AG Hair’s dedication to investing in future progress is an enormous a part of what makes it a Greatest Managed firm, says Nicole Coleman, a accomplice at Deloitte and co-lead of its Greatest Managed Program in B.C.
“Functionality and innovation come by way of fairly strongly with this firm,” says Coleman, who can be AG Hair’s coach at Deloitte. “I don’t assume they’d have the ability to pivot as rapidly in the event that they weren’t so strategic and had the interior capabilities to do it.”
The manufacturing facility was an enormous funding, however one Coleman says has already paid dividends.
“They have been trying ahead with a strategic plan in thoughts about future progress and the way they may increase, slightly than simply specializing in the each day,” she says. “Greatest Managed firms are at all times pushing the envelope and are aware about planning for the long run.”
AG Hair was based in Vancouver in 1989 by hairstylist John Davis and graphic artist Lotte Davis. The husband-and-wife workforce started bottling hair merchandise of their basement and promoting them direct to salons from the again of a station wagon.
The corporate ultimately moved its manufacturing off-site, to a 3rd occasion. Sooner or later, John went to observe the operations and was shocked to see salt being poured into the combination. Though he was instructed salt is often used as a thickener, he didn’t just like the potential unwanted effects of dry hair and pores and skin.
It was at that second John determined the corporate would oversee its personal manufacturing. “Via that have, John additionally grew to become an knowledgeable in product growth,” says Fraser, who got here to the corporate in 2000 as director of gross sales.
After having labored for greater than 20 years at PepsiCo and Kraft Meals, Fraser was desperate to work at a smaller, extra agile firm the place he felt he might assist make a distinction.
“It was excellent as a result of I bought to deliver a variety of construction and course of that I realized in these organizations, however I additionally realized an terrible lot about being an entrepreneur from John and Lotte: that sense of urgency, the decision-making course of, the necessity to get issues carried out and drive issues ahead and pursue alternatives,” he says.
Fraser has helped drive AG Hair’s enlargement into the U.S. and internationally, together with Australia, Taiwan, and Central and South America. A portion of its gross sales go to One Lady Can, a charity based by Lotte that gives education, schooling and mentoring for ladies in sub-Saharan Africa.
Fraser additionally oversees the event of latest, trending merchandise, together with a brand new deep-conditioning hair masks made with 98 per cent plant-based and pure elements.
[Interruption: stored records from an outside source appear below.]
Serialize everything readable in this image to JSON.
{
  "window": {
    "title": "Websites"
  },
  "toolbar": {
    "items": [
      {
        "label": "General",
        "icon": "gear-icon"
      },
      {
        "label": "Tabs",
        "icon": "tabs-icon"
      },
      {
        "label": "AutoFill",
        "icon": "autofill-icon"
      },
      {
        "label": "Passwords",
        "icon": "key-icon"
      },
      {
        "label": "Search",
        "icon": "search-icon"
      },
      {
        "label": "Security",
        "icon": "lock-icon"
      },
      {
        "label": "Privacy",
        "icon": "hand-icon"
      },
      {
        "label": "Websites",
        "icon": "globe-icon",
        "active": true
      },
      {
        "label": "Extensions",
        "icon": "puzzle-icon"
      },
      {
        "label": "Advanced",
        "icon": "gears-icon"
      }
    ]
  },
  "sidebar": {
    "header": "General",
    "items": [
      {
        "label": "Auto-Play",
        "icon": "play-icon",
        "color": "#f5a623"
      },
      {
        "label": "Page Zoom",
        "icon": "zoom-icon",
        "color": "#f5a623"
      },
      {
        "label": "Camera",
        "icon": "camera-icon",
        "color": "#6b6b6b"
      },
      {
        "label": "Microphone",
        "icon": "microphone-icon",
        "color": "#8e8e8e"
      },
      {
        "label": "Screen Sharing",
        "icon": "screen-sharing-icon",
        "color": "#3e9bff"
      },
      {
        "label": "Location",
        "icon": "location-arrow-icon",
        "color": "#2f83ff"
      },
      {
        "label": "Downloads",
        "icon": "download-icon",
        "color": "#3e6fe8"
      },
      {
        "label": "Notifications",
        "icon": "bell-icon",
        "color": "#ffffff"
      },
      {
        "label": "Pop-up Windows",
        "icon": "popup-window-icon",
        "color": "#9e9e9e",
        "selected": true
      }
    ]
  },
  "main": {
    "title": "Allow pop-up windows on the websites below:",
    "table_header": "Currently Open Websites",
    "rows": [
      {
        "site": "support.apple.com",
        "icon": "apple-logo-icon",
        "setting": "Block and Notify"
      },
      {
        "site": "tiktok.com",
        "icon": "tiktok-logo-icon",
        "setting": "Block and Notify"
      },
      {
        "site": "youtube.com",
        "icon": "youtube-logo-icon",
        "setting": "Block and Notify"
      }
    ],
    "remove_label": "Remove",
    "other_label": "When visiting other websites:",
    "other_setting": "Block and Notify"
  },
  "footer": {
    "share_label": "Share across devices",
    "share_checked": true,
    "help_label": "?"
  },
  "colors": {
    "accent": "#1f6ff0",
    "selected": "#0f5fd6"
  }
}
Hand-sanitizing spray and gel would be the newest addition to the corporate’s product lineup.
“We don’t see the demand [for hand-sanitizing products] going away,” he says. “Because the isolation insurance policies begin to get lifted, individuals are going to wish types of safety and protocols as they get again into common life and work. We see there’s going to be a necessity for some of these merchandise long-term.”